Each lightning strike has only one light sphere expanding from it, towards us. (A 5 nanosecond duration of the strike makes the shell 5 feet thick.) Each ray approaches you at the speed of light, one foot per nanosecond. If you are 100 feet from each end of the platform, you will see the beginning of the strikes (coming from opposite directions) 100 nanoseconds after they struck.

If you had synchronized clocks located at the points of the strikes, they would show the strikes started 100 nanoseconds before 3 o'clock,(When at 3 o'clock you saw the pulses arrive at your midway station,). At each strike point, the opposite lightning pulse would arrive 200 nanoseconds later, the opposite clock showing 100 nanoseconds before three.

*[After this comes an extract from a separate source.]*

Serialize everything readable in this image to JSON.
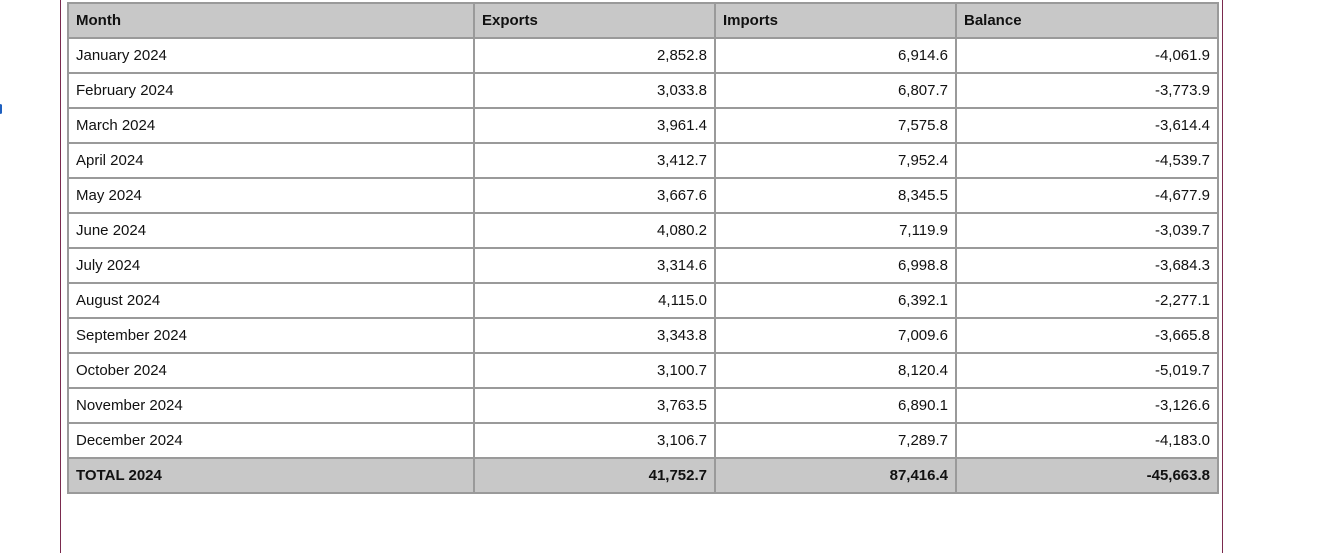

Since the train is moving at 3/4 the speed of light, during the time (100 nanoseconds) the pulses take to reach you at 3 o'clock, the train has moved 75 feet (plus or minus the 3.75 foot length of the scorch marks). If I am at the mid point between the scorched lines on the train, I won't be directly opposite of you when you see the simultaneous lightning strikes*. I will be 75 feet past your position. On the other hand, if you meant that I was directly across from you when you saw the flashes simultaneously, I would have been 75 feet to the rear of the midpoint between scorch marks on the train. (In which case I would see the pulses more or less simultaneously just as you, disregarding Doppler shifts; the front pulse duration being shorter and the rear pulse longer duration.)

(If I am at the midpoint between scorch marks on the train), when you see the simultaneous strikes on the platform, I am closer to the position of the front strike on the platform, and I see it happen before the rear strike, because I am farther from the rear strike. Each end point on the platform sees the opposite strike later than their own. I see the front pulse before you do, and the rear pulse after you do.

*This is one of your fallacies: See the second asterisk in the seventh paragraph. I cannot be in two places at once.